26.02.2019 08:00 |

Therapie entwickelt

Salzburger Forscher mit neuem Stammzell-Verfahren

Neue Zelltherapien könnten in Zukunft Herztransplantationen überflüssig machen

Stammzellen sind Alleskönner. Aus einer befruchteten Eizelle entstehen biologisch gesehen zwei sogenannte totipotente Stammzellen, das bedeutet, aus ihnen können sich noch alle Arten von Körperzellen entwickeln. „Nach fünf Tagen hat das gute Dutzend Tochterzellen, bereits spezialisiert, nur noch die Fähigkeit, bestimmte Teile des Körpers zu bilden, das nennt man Pluripotenz“, erläutert Prof.
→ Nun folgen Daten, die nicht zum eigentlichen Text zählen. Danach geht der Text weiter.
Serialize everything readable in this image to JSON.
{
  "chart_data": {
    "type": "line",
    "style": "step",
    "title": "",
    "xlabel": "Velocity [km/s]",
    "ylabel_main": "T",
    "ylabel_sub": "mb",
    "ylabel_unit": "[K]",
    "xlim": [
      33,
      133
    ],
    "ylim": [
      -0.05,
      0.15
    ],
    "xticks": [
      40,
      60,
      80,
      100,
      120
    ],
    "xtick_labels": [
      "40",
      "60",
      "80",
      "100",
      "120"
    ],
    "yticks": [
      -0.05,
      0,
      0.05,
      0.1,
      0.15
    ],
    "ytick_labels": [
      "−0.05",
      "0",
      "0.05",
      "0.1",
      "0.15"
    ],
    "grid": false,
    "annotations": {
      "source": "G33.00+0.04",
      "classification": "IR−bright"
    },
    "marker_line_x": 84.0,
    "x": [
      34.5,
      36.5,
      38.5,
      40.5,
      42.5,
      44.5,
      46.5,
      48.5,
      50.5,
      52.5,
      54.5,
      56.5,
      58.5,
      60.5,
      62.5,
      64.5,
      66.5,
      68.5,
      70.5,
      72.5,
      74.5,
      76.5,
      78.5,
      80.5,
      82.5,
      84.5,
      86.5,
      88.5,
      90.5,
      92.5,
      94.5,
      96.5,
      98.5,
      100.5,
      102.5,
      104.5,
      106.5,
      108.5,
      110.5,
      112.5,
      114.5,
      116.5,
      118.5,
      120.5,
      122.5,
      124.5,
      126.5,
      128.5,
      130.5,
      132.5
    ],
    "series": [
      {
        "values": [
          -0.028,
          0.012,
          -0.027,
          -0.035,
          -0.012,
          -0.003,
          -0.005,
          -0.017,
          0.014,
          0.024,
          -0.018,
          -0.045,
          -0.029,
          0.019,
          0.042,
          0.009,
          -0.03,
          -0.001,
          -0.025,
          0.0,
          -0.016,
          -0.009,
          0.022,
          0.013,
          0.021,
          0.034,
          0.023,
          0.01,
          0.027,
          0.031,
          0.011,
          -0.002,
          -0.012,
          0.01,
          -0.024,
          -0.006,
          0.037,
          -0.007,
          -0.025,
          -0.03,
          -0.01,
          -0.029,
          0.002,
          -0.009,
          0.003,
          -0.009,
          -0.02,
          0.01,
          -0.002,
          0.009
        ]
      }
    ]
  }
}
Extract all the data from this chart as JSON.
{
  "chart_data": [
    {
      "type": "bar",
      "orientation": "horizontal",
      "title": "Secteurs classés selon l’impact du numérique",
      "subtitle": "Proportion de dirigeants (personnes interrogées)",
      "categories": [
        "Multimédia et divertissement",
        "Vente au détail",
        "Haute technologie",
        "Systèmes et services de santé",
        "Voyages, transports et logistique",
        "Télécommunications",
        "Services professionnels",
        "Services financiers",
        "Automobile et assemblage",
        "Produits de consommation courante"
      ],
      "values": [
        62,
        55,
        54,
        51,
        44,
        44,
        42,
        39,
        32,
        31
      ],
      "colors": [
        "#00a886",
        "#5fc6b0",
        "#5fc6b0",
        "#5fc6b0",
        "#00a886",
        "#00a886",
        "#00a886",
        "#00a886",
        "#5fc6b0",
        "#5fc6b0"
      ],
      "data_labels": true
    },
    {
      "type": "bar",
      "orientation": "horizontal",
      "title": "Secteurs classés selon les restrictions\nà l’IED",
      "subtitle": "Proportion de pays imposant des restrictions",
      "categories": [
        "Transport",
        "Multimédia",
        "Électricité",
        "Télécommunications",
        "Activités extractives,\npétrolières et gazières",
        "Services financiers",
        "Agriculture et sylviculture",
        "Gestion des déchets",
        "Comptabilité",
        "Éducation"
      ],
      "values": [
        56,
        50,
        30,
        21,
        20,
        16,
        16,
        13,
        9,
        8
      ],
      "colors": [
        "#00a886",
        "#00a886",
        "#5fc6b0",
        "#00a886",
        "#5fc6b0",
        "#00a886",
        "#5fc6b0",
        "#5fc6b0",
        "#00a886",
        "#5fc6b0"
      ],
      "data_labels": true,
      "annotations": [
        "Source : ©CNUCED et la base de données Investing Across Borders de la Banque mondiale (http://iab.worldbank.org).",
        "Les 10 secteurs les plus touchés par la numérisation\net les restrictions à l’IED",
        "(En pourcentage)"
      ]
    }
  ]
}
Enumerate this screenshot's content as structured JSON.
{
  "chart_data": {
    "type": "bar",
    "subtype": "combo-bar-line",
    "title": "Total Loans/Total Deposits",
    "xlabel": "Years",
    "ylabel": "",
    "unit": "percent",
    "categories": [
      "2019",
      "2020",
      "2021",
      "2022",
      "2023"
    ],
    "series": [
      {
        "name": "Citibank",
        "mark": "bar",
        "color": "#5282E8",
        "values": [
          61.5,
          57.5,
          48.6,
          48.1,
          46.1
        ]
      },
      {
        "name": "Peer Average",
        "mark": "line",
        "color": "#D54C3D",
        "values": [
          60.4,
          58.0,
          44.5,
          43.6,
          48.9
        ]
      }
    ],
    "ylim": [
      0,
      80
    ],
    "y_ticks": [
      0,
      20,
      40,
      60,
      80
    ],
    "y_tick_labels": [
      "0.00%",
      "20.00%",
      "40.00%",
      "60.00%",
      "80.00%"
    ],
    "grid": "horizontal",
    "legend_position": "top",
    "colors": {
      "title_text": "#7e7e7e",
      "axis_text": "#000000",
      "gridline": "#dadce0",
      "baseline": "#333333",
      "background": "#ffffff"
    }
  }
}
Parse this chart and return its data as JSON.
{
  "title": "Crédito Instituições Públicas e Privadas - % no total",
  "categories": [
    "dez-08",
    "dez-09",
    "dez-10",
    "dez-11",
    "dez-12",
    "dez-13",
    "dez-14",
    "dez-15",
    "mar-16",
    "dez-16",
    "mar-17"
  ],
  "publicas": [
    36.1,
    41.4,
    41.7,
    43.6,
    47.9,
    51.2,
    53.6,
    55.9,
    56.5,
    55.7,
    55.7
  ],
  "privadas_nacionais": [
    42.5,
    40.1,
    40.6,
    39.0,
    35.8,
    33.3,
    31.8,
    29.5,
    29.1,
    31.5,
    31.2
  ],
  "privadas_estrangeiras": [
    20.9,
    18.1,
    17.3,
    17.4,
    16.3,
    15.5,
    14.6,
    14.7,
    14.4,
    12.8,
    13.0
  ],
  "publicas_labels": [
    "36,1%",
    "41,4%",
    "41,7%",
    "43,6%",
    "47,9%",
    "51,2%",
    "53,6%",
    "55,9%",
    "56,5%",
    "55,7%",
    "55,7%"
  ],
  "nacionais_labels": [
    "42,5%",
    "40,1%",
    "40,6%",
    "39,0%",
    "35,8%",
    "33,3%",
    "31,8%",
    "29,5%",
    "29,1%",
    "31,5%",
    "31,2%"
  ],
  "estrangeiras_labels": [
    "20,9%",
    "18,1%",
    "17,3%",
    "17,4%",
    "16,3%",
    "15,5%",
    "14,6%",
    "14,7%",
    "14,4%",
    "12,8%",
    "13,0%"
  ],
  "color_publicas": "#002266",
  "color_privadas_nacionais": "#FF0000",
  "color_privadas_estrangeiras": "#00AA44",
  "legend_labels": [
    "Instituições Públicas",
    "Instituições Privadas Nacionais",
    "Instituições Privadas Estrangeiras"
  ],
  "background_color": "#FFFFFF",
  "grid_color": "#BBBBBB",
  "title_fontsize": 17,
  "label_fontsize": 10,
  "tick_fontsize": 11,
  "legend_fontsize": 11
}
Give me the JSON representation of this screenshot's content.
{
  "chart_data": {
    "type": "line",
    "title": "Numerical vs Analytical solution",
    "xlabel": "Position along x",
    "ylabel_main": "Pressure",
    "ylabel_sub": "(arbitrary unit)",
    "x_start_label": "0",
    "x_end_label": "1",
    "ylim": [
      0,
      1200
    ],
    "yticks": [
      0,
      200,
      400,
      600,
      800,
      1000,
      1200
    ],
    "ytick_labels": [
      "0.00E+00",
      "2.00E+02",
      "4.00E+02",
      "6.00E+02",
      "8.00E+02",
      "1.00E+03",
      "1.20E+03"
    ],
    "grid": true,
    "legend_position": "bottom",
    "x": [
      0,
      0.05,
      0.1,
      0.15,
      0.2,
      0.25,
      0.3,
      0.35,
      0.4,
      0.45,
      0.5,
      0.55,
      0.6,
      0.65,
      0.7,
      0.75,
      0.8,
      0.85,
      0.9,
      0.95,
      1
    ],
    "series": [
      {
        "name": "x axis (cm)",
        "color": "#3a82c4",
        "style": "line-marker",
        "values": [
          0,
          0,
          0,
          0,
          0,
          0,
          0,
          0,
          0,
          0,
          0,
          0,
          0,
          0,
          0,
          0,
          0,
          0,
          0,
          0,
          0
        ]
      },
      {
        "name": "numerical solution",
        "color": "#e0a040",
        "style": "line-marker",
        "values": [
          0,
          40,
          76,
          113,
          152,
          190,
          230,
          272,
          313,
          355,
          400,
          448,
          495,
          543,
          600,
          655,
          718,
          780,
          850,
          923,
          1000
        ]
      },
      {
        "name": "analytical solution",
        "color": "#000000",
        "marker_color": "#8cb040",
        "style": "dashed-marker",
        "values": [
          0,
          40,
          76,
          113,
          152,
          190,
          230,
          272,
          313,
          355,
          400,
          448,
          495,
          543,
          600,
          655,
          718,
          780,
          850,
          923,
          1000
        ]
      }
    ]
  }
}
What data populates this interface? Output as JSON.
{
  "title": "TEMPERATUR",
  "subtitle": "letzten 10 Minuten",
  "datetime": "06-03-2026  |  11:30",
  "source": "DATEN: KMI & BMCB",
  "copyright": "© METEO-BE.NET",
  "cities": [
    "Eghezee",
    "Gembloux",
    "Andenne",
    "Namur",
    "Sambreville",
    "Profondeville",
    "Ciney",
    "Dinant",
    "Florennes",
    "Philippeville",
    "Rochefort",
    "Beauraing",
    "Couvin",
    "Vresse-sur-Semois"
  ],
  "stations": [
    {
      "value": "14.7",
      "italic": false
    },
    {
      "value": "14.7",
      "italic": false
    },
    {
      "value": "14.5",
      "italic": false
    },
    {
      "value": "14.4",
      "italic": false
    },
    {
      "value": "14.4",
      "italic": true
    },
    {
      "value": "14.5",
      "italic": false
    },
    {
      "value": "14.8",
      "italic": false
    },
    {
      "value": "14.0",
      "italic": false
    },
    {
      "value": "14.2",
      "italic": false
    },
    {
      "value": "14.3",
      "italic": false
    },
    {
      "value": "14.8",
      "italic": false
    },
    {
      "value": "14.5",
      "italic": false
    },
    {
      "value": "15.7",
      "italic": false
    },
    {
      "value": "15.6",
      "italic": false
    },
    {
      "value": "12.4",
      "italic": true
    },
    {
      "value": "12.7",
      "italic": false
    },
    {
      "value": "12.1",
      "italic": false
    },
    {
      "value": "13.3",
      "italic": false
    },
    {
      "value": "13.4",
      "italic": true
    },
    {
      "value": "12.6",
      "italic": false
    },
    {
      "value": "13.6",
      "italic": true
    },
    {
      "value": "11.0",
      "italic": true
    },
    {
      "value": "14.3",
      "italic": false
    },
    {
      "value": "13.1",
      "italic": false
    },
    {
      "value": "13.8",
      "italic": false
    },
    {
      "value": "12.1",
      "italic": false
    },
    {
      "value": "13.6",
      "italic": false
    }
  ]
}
Strunk vom Institut für Zelltherapie der Paracelsus Privatuniversität (PMU) in Salzburg. Diese pluripotenten Stammzellen (PS) könne man seit einigen Jahren aus jeder beliebigen, vorher bereits gereiften, Körperzelle induzieren (iPS) und damit theoretisch jedes Organ vollständig regenerieren, so der Traum der regenerativen Medizin.

„In der Realität kann der Körper ja mit wenigen hochspezialisierten Organstammzellen Verletzungen selbst reparieren. Meist bleiben dabei aber Narben zurück und eine eingeschränkte Funktion“, so Strunk. Aber Ausnahmen bestätigen die Regel. So sei die Leber besser regenerationsfähig als andere Gewebe. Der griechischen Legende nach konnte Prometheus täglich seine von einem Adler verletzte Leber komplett erneuern. Die meisten anderen Organe vernarben nach einer Verletzung und büßen ihre Funktion ein - letzter Ausweg bei Funktionsverlust ist die rettende Organtransplantation.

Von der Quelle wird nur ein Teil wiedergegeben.